PEEK BEHIND THE CURTAIN BEFORE INVESTING
Peek Behind the Curtain
When I buy shares of stock in any company I am saying I have faith. I believe in this company’s worth, purpose and ability to run a good solid business. I believe this company will prosper and grow and I want to be part of it and be around to share in the fruits of their success. The extent to which I will enjoy those fruits is determined by how much stock I purchase, how great an investment I make.
Get to know the company
The Ethics Test
One of the many miracles of the internet is that you are able to visit the site of the company you are interested in investing in and explore the answers to questions you have about them. For example, I am always interested to know exactly what the company does, where they do it, if their activities damage the environment and if it impedes on the lives of the locals. I call this my ethics test. If they pass that test I move on to the next which is to investigate how the company is run.
Who’s Running the Show
Companies are just like families. They have a hierarchy, rules, budgets and goals. On the site I’ll always find a list of the corporate executives (the hierarchy). I read about the Chief Executive Office (CEO), the financial officers(CFO) and the operations people (COO). I learn about their education, their previous experience and reputation. If I think I can trust them I move on to the next criteria which is the financial health of the company. How do they handle their money? I look for the tab titled financials and I read the financial statements for the most recent past quarter (three months) and the last completed year. At the bottom of the financials are notes and memos. These often provide clues to important points that might otherwise be missed. They will describe anomalies and exceptions to rules, if officers are buying or divesting of shares and large equipment purchases that only happen once, that kind of thing. These things can help me decide if I see a future for myself with this company. For example, if I see a footnote telling me that the Chief Financial Officer and the CEO sold a wagon full of their own company’s shares, I’d suspect they knew something that wasn’t great news.
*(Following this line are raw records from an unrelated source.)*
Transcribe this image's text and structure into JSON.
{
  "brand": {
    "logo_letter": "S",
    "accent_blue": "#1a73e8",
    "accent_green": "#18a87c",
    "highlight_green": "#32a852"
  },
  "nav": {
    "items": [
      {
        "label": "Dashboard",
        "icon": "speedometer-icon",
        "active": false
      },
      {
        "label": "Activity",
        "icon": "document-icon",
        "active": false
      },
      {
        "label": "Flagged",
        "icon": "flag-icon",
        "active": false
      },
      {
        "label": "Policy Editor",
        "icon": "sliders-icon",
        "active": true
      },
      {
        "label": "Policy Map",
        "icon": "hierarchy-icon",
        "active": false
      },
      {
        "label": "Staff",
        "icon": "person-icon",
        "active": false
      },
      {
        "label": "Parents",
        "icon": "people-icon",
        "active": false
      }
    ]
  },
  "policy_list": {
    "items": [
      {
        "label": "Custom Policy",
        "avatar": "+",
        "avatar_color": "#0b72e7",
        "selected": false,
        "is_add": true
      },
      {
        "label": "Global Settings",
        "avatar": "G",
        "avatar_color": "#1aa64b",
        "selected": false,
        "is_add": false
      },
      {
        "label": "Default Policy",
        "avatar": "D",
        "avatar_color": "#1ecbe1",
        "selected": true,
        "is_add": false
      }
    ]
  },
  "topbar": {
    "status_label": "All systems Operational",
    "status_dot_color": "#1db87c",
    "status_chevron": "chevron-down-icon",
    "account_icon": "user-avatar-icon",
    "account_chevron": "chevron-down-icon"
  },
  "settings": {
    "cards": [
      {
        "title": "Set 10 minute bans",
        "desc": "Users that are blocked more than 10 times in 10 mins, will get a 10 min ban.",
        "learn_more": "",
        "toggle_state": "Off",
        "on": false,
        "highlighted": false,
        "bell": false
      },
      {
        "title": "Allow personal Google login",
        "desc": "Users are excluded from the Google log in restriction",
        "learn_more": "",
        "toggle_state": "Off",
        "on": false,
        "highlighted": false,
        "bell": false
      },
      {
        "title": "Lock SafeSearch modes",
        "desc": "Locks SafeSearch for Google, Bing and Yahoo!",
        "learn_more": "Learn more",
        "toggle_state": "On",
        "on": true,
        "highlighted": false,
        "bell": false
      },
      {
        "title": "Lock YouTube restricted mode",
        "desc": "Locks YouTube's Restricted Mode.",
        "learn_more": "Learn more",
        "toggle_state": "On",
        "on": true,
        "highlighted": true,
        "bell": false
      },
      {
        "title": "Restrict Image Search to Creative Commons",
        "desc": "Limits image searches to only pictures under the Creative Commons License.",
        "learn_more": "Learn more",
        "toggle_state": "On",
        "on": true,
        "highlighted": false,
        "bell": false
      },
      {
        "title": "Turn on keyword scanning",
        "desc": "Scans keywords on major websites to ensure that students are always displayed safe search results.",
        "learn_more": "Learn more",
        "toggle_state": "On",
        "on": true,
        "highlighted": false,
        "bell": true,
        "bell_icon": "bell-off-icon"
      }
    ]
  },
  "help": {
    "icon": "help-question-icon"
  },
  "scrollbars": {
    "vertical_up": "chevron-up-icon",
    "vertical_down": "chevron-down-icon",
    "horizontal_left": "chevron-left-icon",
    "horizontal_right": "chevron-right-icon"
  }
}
That is useful information and if I was considering buying shares, that would be enough for me to decide to walk away. If, however, I was considering buying options, I might use that information in a different way.
Checking Out the Numbers
The last tab I will study on the company’s website is usually titled “Investor Relations” or something similar to that. That section contains the market information. It will have past performance charts and share prices. It’s important not to be daunted by financial statements and stock performance charts. You may never be an expert but you can certainly bring yourself to a point of trusting what you see. It’s only numbers.